Recommandations de la Cour des comptes
Face à cette situation préoccupante, la Cour des comptes formule plusieurs recommandations pour remédier aux retards et améliorer la gestion des projets liés à l’approvisionnement en eau :
– Accélérer la mise en œuvre des projets stratégiques et structurants, notamment en matière de barrages et de dessalement, afin d’assurer une gestion plus efficace des ressources en eau.
– Renforcer la coordination entre les différentes entités et acteurs impliqués dans la gestion des projets d’eau, notamment les ministères, les agences publiques et les entreprises privées.
– Mettre en place des mécanismes d’évaluation et de suivi rigoureux, afin d’assurer une meilleure gestion et transparence dans l’exécution des projets.
– Élaborer des plans de gestion de la pénurie d’eau au niveau des régions les plus touchées, en s’assurant que la priorité soit donnée à l’approvisionnement en eau potable pour la population.

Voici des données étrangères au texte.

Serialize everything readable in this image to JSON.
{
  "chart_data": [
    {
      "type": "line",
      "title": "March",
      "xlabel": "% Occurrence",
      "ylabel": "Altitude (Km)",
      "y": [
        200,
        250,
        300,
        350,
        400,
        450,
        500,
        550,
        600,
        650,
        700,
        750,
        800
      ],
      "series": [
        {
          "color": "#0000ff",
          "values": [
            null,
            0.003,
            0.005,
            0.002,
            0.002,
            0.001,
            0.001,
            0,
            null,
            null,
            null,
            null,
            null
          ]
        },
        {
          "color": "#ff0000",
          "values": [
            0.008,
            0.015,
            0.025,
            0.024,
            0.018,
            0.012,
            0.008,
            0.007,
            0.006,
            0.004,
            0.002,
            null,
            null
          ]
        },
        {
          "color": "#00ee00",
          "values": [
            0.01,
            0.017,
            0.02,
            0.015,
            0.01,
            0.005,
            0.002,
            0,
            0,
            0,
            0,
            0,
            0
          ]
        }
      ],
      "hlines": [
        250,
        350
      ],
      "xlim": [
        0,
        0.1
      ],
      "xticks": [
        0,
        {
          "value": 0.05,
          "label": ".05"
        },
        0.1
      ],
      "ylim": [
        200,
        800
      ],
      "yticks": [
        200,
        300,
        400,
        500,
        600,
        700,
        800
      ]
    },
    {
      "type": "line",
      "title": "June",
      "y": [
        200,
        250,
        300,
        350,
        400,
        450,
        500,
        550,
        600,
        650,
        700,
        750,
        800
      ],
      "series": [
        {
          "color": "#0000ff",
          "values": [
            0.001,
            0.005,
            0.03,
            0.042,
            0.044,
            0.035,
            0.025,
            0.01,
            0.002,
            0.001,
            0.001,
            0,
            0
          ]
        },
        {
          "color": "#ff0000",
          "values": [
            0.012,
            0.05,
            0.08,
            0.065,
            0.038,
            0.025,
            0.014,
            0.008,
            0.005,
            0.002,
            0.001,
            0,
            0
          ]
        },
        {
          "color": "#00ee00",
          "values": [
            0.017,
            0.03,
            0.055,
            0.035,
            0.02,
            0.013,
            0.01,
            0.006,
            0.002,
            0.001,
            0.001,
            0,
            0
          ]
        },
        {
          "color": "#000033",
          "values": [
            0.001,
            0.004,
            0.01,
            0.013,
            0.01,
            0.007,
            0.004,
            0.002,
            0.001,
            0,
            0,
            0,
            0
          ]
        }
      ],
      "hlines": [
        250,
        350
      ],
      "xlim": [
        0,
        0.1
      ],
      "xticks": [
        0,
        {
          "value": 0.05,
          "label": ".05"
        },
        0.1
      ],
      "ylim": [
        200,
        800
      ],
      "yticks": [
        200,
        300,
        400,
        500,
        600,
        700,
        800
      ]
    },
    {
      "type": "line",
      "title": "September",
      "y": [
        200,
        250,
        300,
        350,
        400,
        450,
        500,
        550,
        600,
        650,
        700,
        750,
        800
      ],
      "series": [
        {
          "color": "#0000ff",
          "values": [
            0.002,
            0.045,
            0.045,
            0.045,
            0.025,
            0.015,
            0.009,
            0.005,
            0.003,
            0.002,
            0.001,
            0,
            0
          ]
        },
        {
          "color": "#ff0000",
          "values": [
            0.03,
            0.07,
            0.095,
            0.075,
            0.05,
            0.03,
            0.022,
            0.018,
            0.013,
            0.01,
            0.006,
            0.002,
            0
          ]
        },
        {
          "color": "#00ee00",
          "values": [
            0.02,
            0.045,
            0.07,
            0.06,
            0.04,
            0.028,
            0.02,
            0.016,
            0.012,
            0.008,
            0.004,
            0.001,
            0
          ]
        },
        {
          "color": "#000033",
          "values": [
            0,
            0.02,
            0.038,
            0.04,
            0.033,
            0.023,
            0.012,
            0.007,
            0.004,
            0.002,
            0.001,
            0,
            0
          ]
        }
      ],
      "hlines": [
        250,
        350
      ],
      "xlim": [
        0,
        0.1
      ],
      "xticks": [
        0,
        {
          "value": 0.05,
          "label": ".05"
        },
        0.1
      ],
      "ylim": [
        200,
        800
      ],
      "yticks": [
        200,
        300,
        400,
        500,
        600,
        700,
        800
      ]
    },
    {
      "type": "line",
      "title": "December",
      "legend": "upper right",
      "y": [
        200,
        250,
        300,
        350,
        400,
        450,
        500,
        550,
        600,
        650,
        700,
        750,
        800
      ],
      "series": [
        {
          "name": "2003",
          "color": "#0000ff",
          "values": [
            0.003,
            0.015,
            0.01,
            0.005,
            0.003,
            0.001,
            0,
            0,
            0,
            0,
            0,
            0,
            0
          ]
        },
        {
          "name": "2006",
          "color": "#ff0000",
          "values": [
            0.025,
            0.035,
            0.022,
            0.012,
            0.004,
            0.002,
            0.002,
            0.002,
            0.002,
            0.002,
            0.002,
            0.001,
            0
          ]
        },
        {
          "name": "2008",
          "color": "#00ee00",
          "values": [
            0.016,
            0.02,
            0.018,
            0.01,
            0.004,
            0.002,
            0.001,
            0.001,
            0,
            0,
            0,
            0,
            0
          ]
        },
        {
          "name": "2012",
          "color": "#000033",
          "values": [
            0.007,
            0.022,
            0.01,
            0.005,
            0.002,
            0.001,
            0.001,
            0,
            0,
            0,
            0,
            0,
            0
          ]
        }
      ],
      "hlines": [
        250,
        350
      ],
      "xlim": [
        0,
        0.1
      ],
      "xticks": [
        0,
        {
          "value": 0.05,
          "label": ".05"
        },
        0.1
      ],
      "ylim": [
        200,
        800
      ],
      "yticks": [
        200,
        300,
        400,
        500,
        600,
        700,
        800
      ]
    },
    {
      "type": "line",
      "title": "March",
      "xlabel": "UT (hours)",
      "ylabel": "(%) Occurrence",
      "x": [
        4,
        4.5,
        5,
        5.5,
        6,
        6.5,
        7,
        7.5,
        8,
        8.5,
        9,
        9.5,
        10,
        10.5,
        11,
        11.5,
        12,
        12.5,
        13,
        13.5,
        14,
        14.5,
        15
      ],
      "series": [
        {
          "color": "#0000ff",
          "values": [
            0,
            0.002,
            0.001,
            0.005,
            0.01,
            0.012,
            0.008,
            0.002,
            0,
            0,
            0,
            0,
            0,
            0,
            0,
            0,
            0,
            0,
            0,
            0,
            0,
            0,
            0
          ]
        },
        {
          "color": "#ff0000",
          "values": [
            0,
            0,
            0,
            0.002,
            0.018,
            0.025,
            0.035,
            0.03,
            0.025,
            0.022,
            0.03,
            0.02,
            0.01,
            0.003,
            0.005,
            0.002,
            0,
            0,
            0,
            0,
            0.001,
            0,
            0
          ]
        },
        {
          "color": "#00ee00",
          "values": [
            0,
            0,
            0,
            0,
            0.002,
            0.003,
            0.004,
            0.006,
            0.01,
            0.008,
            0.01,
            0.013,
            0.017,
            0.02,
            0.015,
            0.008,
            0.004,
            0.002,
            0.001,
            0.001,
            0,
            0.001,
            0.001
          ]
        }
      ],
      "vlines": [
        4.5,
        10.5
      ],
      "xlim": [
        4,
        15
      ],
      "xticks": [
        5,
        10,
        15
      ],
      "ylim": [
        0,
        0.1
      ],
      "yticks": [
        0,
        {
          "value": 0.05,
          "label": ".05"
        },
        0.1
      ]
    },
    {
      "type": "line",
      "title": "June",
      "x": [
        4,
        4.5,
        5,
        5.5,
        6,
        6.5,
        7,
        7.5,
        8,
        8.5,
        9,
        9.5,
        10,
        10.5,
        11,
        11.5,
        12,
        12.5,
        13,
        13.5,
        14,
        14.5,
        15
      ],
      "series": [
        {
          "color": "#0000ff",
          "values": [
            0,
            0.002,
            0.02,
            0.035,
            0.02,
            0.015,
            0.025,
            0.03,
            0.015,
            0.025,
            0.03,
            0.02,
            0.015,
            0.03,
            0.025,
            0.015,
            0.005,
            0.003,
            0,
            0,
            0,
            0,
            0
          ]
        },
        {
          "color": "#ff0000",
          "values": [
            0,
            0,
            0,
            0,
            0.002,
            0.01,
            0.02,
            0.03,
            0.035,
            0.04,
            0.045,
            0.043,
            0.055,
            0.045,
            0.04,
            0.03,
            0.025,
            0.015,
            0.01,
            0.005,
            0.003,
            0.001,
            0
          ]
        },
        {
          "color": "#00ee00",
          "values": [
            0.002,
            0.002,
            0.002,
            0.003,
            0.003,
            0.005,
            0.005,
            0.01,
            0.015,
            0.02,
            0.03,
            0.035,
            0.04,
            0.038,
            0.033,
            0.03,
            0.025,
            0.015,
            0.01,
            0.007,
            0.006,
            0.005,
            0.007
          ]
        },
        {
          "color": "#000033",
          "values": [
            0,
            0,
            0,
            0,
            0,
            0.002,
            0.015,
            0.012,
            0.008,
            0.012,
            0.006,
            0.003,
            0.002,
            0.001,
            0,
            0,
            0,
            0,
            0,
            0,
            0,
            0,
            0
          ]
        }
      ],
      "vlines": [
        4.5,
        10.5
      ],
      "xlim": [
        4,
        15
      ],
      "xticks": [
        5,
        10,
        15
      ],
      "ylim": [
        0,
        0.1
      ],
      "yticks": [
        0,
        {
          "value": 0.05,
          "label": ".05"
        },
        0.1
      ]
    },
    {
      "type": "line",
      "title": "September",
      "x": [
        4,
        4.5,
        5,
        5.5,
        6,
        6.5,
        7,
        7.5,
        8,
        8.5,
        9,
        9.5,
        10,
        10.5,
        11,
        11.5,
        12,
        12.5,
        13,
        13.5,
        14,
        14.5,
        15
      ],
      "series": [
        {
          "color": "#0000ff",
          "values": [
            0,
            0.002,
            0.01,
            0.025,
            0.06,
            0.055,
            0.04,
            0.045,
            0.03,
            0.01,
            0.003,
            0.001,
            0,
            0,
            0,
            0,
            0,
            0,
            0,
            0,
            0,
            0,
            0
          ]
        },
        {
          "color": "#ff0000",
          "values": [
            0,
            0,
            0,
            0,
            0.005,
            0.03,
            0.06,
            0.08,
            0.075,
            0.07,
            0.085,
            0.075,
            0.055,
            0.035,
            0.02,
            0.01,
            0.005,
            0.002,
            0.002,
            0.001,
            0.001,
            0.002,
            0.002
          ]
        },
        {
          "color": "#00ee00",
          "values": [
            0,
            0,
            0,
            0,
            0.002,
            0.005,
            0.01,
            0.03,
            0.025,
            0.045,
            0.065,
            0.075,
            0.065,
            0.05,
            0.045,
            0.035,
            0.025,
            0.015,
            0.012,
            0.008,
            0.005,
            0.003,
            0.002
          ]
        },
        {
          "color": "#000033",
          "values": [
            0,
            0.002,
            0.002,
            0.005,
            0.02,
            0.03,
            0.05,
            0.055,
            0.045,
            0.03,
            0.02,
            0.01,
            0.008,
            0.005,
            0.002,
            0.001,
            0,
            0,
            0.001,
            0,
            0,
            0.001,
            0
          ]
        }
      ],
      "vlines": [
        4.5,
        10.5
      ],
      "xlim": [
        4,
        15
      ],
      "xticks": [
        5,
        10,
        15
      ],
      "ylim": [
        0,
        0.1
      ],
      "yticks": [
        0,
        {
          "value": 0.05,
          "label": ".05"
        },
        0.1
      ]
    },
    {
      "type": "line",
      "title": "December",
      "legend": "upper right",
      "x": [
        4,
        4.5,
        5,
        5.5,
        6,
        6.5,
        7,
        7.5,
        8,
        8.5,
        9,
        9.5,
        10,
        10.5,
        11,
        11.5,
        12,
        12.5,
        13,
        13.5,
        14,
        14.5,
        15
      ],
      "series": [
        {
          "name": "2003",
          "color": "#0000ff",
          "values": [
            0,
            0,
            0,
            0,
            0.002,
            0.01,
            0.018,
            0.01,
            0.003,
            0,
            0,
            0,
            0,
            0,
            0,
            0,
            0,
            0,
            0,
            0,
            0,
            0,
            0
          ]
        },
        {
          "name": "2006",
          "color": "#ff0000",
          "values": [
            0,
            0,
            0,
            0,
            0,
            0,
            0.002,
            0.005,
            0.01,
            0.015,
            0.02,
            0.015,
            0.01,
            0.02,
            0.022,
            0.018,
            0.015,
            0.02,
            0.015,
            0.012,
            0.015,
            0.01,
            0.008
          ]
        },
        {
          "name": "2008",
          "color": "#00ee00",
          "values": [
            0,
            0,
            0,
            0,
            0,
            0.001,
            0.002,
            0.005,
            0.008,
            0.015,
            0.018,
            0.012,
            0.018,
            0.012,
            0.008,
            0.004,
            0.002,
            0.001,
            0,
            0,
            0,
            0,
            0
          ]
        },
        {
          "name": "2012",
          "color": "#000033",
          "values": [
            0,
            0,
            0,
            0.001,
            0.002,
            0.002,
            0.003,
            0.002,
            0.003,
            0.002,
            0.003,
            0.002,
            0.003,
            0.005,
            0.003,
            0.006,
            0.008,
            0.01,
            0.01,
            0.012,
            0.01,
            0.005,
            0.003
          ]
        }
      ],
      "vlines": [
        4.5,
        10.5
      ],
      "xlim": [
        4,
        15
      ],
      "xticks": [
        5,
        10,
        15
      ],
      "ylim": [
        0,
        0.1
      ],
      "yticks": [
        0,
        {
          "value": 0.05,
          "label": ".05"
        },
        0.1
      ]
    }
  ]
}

– Affecter les réserves d’eau disponibles aux programmes d’irrigation agricoles, en coordination avec le ministère de l’Agriculture, pour préserver les ressources en eau et garantir une gestion optimale.
En bref…
En bref, la Cour des comptes appelle à une mobilisation accrue et une gestion plus rigoureuse des projets d’approvisionnement en eau pour faire face à la crise croissante de la pénurie d’eau au Maroc. Le retard dans la réalisation des projets et les défis logistiques actuels soulignent la nécessité d’une réponse rapide, coordonnée et efficace pour garantir la sécurité en eau à long terme, tout en préservant l’accès des populations à cette ressource essentielle.